Housing data collected in October offers further evidence (as if any is needed) that the bubble has burst in cities across the country, except New York, where it has only begun to slowly deflate.
New York is one of three cities where property prices continued to increase during the third quarter of 2007, as housing markets in 19 other major US metropilatan areas deteriorated, according to the RPX Monthly Housing Report for October 2007 (PDF). Of the 25 metropolitan areas surveyed, only three markets saw residential prices rise more than 1 percent in October 2007, compared to the same month last year. Three of the markets surveyed remained stable.
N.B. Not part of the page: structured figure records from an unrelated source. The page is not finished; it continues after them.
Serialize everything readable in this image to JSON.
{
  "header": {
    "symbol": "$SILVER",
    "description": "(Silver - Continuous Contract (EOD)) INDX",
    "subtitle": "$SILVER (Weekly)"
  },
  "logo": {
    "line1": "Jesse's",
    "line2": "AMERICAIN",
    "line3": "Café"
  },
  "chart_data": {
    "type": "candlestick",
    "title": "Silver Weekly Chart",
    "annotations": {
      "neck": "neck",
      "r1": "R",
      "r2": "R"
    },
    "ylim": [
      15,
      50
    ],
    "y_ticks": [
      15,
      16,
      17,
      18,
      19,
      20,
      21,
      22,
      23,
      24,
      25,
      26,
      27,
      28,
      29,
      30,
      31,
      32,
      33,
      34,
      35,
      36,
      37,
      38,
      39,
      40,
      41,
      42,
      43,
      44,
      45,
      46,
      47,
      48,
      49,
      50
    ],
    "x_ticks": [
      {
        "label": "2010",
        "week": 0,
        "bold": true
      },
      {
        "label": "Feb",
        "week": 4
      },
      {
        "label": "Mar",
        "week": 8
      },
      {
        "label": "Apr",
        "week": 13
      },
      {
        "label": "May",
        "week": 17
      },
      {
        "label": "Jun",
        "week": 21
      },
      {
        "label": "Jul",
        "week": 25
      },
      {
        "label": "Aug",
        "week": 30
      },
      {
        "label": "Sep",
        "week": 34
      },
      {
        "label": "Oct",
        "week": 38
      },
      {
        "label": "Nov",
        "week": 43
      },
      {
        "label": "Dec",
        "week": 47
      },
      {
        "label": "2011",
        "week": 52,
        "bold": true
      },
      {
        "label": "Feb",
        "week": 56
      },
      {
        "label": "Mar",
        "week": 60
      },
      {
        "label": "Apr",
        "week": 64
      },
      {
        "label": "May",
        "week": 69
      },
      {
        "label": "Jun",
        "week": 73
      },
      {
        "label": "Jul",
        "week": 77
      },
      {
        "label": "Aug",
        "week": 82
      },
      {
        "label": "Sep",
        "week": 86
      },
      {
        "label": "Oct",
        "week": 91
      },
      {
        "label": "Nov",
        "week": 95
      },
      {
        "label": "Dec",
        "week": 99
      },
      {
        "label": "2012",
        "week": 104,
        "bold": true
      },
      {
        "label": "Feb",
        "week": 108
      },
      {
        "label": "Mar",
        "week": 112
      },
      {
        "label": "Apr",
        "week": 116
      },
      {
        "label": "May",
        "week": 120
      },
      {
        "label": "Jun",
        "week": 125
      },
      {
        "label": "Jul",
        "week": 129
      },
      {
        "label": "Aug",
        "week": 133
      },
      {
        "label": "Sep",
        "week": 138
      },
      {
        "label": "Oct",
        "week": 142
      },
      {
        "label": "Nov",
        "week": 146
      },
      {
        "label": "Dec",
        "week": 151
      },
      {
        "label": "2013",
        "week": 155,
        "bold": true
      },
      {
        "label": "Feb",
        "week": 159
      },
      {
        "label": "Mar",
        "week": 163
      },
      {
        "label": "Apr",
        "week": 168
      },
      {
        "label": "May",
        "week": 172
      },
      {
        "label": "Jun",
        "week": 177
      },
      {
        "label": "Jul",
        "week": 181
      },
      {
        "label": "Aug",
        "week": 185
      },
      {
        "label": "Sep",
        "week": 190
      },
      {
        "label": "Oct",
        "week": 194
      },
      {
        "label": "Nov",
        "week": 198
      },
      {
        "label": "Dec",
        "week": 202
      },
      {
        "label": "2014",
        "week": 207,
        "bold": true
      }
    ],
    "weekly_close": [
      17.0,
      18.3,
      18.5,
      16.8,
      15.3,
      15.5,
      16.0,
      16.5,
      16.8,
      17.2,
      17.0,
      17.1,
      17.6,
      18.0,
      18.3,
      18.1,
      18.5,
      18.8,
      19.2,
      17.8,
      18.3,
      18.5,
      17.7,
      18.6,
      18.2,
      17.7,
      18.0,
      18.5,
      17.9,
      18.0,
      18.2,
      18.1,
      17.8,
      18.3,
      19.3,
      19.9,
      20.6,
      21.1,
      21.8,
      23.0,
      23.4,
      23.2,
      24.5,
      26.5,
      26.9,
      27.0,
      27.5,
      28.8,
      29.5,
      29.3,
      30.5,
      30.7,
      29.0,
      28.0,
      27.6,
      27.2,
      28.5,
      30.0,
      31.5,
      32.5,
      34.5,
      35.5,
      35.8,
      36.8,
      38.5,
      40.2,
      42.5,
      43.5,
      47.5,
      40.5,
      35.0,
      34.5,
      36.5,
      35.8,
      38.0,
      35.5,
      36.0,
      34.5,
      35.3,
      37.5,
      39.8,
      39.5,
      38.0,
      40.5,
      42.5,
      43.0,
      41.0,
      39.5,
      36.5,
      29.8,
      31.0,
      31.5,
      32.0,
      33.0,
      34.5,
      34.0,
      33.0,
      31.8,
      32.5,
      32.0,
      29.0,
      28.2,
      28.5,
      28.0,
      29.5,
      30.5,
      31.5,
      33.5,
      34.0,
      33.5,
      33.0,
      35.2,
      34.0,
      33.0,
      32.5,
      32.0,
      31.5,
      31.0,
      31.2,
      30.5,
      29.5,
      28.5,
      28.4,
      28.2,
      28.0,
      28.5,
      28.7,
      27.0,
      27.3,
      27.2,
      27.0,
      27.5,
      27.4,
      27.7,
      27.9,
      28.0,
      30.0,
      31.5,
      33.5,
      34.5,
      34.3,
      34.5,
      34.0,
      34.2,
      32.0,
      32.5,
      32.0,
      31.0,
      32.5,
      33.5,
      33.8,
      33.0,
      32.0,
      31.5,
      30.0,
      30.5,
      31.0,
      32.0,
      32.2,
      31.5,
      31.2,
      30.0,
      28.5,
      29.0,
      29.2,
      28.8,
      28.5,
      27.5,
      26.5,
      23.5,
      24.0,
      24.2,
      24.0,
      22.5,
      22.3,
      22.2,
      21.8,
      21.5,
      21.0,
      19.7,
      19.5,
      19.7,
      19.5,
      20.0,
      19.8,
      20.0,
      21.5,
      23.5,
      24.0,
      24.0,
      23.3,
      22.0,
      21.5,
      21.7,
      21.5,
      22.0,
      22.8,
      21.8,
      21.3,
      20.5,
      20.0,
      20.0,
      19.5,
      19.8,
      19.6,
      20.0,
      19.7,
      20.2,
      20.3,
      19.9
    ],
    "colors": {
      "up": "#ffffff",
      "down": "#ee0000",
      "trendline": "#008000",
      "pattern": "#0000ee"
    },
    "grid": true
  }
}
Residential prices in the New York area increased 2.7 percent to $289.94 per square foot in October 2007, ranking the city No. 2 for biggest price increases of the 25 metropolitan markets surveyed, behind only Charlotte, N.C., where prices rose by 4.6 percent from October 2006.
The report does have a silver lining for condo hunters, since prices in New York increased at a slower pace than in October 2006, when they grew by more than 33 percent annually.
Over the year, residential prices continued to rise faster in the five leading condo markets in October–New York, Philadelphia, San Fransisco, Seattle, and Milwaukee–than in other metropolitan areas, and each of these cities (except Philadelphia) remained ranked in the top five markets for biggest price increases in the past 150 days.
Meanwhile, cities that saw prices sky-rocket over the past four years from real estate speculation–Miami, Washington, Vegas, and Phoenix–were all absent from the top five in October of ’07. Las Vegas saw the biggest annual drop, with per-square-foot prices plummeting 17.9 percent.